Amphiphilic glycopolymers

Glycopolymers, made by radical photoaddition of 1-thio-glucose onto 1,2-polybutadiene homopolymers and block copolymers, can self-assemble into vesicles or “glycosomes” in dilute aqueous solution, irrespective of their composition or hydrophilic weight fraction. Vesicles exhibit either a bilayered membrane or, in the case of glucosylated 1,2-polybutadiene-block-poly(ethylene oxide), a monolayered membrane with an asymmetric structure (i.e., glucose coating on the outside and PEO coating on the inside) (J. Am. Chem. Soc. 2006, 128, 13336; Macromolecules 2007, 40, 3901; Chem. Commun. 2009, 1478).
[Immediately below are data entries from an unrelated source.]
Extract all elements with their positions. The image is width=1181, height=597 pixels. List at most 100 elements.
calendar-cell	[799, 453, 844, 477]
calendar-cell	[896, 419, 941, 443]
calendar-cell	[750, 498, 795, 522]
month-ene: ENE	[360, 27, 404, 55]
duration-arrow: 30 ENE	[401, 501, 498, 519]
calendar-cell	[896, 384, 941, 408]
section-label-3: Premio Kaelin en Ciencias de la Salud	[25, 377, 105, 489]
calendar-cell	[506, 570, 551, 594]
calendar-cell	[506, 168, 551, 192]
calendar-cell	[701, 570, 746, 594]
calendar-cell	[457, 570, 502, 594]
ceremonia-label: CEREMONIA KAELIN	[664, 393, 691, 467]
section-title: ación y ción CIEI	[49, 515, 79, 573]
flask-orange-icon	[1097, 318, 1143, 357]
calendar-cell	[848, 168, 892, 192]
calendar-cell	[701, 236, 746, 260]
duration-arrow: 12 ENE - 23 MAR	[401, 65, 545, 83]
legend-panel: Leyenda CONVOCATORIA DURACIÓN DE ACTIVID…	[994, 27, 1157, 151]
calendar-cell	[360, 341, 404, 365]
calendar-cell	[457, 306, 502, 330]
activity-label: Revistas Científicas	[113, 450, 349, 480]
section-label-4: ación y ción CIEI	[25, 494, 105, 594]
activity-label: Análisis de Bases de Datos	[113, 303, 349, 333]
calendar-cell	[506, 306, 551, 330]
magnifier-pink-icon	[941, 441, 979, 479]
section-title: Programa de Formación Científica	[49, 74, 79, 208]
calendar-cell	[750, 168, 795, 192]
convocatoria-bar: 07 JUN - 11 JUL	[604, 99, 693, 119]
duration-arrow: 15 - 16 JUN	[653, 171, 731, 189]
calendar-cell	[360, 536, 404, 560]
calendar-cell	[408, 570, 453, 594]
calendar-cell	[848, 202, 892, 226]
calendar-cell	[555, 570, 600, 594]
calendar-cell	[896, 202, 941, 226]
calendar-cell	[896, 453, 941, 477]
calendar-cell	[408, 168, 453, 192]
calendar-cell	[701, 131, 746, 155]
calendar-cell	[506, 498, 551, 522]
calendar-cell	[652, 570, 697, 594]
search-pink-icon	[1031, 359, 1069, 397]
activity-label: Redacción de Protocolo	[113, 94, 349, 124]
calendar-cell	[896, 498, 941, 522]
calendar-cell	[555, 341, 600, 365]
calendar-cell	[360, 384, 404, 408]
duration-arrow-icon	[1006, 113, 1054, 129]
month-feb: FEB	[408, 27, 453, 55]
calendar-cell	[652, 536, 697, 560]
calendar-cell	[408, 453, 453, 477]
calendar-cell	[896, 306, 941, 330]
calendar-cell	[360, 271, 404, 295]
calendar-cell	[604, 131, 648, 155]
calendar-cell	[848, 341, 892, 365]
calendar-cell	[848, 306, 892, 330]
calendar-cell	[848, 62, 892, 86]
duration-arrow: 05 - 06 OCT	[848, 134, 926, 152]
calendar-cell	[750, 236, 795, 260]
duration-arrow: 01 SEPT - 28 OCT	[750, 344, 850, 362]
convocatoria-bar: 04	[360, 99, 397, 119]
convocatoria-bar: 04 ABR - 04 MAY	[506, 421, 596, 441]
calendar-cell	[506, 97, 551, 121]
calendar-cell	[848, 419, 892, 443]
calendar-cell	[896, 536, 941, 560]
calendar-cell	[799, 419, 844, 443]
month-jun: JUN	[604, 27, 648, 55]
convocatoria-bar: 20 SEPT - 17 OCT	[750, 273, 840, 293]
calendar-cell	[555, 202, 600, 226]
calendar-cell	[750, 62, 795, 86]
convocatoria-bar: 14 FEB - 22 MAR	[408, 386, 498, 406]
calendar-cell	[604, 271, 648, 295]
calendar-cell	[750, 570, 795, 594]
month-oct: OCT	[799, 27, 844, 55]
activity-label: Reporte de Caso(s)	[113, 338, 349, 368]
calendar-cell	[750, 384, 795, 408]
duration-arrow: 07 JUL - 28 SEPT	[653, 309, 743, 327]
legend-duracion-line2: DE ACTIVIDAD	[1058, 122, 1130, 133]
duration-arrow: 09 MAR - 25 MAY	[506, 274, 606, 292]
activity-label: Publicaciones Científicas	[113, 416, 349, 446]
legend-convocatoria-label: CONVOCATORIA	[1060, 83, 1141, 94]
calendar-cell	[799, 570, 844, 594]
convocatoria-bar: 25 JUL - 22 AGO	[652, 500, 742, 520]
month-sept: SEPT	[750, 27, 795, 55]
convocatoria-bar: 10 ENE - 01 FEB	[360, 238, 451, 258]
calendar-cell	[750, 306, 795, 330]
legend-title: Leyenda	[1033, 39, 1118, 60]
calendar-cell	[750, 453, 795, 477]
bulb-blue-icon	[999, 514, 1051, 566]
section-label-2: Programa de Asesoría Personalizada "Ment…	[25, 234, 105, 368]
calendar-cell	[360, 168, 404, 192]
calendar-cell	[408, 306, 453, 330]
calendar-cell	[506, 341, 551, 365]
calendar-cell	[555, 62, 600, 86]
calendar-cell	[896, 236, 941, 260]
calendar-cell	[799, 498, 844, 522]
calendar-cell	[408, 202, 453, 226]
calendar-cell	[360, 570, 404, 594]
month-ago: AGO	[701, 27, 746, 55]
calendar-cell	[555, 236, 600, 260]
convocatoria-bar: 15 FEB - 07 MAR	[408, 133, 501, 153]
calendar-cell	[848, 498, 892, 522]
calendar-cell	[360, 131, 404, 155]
Double hydrophilic block copolymers

Water-soluble block copolymers made of polysaccharide and poly(ethylene oxide) or polysarcosine can self-assemble into vesicles in the nanometer (<500 nm) or micrometer range (>5 μm), depending on polymer concentration and composition. Due to the purely hydrophilic nature of the polymers highly water permeable microcompartments are formed, which should be suitable models for cell mebranes (Angew. Chem. Int. Ed. 2015, 54, 9715).


Crystallizing polymers

The crystallization of poly(2-isopropyl-2-oxazoline) in hot water can produce uniform microparticles with internal fibrous structure with a melting point close to 200 °C (Soft Matter 2007, 3, 430; Angew. Chem. Int. Ed. 2007, 46, 8622). The morphology on the micron length scale can be manipulated through the addition of a co-solvent or surfactant (Macromol. Rapid Commun. 2010, 31, 511).
Kinetic studies indicate that the temperature-induced phase separation of a dilute aqueous poly(2-isopropyl-2-oxazoline) solution produces a bicontinuous network-like structure, which with the onset of crystallization collapses into individual particles composed of a porous fiber mesh. These “premature” particles then act as nucleation sites for secondary crystallization. Nanofibers preferentially form at the particle surface, thus wrapping the microspheres like a ball of wool (Soft Matter 2010, 6, 3784).



Lab equipment:

Several vacuum lines, microwave reactor (CEM),
Turbidity photometer, UV-vis spectrometer, ATR-FTIR spectrometer,
Size exclusion chromatography (GPC/SEC; THF - UV/MALLS/RI, NMP - UV/Viscosity/RI),
Static/dynamic light scattering (ALV / CGS-3 Compact Goniometer System, HeNe @ 632,8 nm).